The gap between what officials said publicly and privately

OIA documents reported by RNZ revealed that when the US imposed a 15% tariff rate, Trade Minister Todd McClay publicly called it “not surprising”. Internally, officials described it as an “unwelcome surprise” that was “clearly unfair.” MFAT deputy secretary Grahame Morton wrote: “This is extremely disappointing news.”

Washington-based officials concluded the single factor driving NZ’s higher rate was that NZ exported more to the US than it imported. A trade surplus treated as a grievance. The only suggested remedy was addressing the deficit through major purchases like aircraft. That is not a trade negotiation. It is a shakedown.

This matters for business planning because it confirms NZ’s tariff rate is not a function of trade policy merit. It is a function of bilateral arithmetic that NZ cannot easily change, set by an administration that has cycled through at least five different tariff regimes since January 2025.

What this actually means for exporters

The Treasury Budget Economic and Fiscal Update forecasts GDP growth of 1.2% for the year to June 2026, with CPI inflation hitting 4.2% in the June quarter. Treasury notes that kiwifruit and meat traded at record-high prices, but forestry and wine faced “more challenging conditions.” The sectors most exposed to US tariff pressure are the same ones Treasury flags as struggling.

Around 70% of NZ’s total exports already go to FTA partner countries, and the CPTPP covers 12 nations. The infrastructure for diversification exists. The question is whether individual businesses have done the work to redirect supply chains, build customer relationships, and actually utilise the preferential rates available to them.

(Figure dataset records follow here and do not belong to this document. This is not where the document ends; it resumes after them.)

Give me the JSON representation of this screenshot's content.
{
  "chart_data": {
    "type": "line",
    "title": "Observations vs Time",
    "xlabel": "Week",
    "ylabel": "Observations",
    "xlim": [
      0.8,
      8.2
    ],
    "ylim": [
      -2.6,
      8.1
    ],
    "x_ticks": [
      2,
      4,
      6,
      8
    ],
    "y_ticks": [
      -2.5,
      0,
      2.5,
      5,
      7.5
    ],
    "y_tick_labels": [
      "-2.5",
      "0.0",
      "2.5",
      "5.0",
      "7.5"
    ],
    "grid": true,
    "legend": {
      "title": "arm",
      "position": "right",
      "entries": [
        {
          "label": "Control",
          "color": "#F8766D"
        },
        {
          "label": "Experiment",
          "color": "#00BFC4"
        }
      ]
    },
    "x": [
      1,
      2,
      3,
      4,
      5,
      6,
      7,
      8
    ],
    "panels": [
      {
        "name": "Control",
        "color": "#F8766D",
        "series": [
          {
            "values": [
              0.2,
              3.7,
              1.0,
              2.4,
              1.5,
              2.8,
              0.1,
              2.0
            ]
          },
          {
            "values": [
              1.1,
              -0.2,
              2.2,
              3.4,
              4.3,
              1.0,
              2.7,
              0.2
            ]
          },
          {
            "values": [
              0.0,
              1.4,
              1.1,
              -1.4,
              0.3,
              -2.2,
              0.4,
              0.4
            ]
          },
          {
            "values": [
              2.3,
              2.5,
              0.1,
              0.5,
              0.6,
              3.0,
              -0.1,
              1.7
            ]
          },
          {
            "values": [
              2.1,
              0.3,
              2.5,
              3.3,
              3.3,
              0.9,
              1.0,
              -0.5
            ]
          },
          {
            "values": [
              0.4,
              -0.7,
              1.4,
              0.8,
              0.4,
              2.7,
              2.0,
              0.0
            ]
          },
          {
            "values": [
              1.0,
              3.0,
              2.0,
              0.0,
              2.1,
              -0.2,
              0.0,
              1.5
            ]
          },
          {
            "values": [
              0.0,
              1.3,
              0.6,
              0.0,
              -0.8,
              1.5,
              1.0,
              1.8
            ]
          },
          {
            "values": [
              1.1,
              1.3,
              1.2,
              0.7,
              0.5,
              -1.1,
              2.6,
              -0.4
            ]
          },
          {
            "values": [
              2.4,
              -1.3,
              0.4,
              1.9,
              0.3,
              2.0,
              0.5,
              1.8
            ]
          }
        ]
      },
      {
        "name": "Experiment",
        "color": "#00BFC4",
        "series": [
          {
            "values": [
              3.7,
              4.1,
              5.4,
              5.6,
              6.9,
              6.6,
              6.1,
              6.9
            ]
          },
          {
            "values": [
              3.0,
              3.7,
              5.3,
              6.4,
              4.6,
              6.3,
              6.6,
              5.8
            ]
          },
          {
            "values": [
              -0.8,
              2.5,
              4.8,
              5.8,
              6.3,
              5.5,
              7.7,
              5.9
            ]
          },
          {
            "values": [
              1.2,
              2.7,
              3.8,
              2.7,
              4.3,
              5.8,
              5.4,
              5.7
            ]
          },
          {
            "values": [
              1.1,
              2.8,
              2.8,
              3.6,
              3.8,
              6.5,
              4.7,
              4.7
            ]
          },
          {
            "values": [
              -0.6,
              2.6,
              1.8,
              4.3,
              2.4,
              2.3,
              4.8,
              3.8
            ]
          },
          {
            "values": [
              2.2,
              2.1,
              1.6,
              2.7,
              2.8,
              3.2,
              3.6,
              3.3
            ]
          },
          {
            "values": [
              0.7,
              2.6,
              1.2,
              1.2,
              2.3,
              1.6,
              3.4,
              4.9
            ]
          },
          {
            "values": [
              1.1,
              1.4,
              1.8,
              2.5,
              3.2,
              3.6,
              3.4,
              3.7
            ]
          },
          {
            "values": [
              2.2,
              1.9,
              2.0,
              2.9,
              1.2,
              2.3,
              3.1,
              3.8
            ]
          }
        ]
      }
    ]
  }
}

In April 2025, former Reserve Bank economist Michael Reddell warned that if the US regime “remains fundamentally unpredictable for a very long time, there will be a sharp depression in investment” with recovery taking five to ten years. Eighteen months later, the unpredictability has not eased. It has become the new normal.

New Zealand has no bilateral FTA with the US and no realistic prospect of getting one. The exporters who are winning treated the first tariff shock as a permanent signal. Those still waiting for stability to return are planning against a world that no longer exists.